Hi,
I need to search for a word in a file and need to extract exactly 10th line before and after that search string.
Awaiting your earlier updates. Thanks in advance.
check grep -A and grep -B
grep -A10 -B10 'word' file | sed '2,20d'
Thanks for your reply,
But i received below error message
grep -A10 -B10 "A00001" source1.txt | sed '2,20d'
grep: illegal option -- A
grep: illegal option -- 1
grep: illegal option -- 0
grep: illegal option -- B
grep: illegal option -- 1
grep: illegal option -- 0
Usage: grep -hblcnsviw pattern file . . .
Please correct me if i am wrong in giving the command
which grep are you using?
what is the version?
Try this:
awk '/searchstring/{for(i=0;i<10;i++)print a[(i+NR)%10];print;for(i=0;i<10;i++){getline;print}}{a[NR%10]=$0}' filename
cheers,
Devaraj Takhellambam
l=$(grep -n -N 1 "pattern" filename | cut -d":" -f1)
i -= 10
j += 10
sed -n "$j"p filename
sed -n "$i"p filename
nothing wrong in the way given, but only gnu grep supports these options.

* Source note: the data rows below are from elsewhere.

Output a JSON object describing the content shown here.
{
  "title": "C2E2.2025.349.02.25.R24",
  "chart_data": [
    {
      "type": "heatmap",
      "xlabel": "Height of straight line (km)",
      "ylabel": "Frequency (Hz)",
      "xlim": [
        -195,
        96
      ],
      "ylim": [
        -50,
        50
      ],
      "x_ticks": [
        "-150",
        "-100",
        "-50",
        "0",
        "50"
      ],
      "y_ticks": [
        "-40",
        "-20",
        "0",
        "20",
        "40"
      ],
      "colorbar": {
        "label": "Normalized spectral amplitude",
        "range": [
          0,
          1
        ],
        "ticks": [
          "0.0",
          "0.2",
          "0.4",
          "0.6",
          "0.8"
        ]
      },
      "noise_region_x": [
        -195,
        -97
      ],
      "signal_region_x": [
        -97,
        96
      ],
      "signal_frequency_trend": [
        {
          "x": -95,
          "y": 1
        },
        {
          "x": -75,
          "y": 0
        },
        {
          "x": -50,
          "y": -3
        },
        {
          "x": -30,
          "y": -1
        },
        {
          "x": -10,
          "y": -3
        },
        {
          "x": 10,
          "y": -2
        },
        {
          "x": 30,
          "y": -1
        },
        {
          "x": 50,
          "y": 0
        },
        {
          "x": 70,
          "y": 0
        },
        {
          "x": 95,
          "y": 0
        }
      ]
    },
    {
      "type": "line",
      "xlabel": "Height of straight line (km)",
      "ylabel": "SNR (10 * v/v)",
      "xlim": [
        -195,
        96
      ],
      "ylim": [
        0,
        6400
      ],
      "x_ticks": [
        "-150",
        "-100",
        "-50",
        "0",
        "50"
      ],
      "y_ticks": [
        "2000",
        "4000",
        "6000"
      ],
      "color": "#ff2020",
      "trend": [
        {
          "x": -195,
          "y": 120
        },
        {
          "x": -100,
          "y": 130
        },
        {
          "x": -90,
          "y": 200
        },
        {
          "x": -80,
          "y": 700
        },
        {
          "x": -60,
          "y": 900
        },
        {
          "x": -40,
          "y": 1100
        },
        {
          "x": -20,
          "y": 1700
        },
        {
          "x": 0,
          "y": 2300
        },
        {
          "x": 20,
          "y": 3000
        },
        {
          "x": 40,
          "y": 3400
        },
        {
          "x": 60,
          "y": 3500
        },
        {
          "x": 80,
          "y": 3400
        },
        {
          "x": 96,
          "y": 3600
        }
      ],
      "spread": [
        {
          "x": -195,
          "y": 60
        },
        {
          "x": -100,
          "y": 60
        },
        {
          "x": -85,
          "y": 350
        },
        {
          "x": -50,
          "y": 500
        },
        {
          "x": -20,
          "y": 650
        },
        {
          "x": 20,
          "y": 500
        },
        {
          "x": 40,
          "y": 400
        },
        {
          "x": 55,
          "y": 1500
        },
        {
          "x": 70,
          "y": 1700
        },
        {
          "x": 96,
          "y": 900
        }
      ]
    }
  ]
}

Oh.... Thanks for your response. With your help, i framed the below code. There are two files. "file" contains the list of words to be searched in "file1". from file1, i need to extract 2nd line above the matched string and 10th line below the matched string. The below code is not working. Please correct my mistake and update me.
Thanks in advance
targetfile="/apps/file.txt"
targetfile1="/apps/file1.txt"
targetfile3="/apps/finallist.txt"
totalrecs=`sed -n $= $targetfile`
tot=1
cat $targetfile1 | while read c_line
do
ARRAY14[$tot]=`echo "$c_line"`
tot=$i+1
done
fet=1
while [ $fet -le $tot ]
do
l=`echo $(grep -n $ARRAY14[$fet] "$targetfile1" | cut -d":" -f1)`
i-=2
j+=10
sed -n "$j"p filename >> targetfile3
sed -n "$i"p filename >> targetfile3
fet=$fet+1
done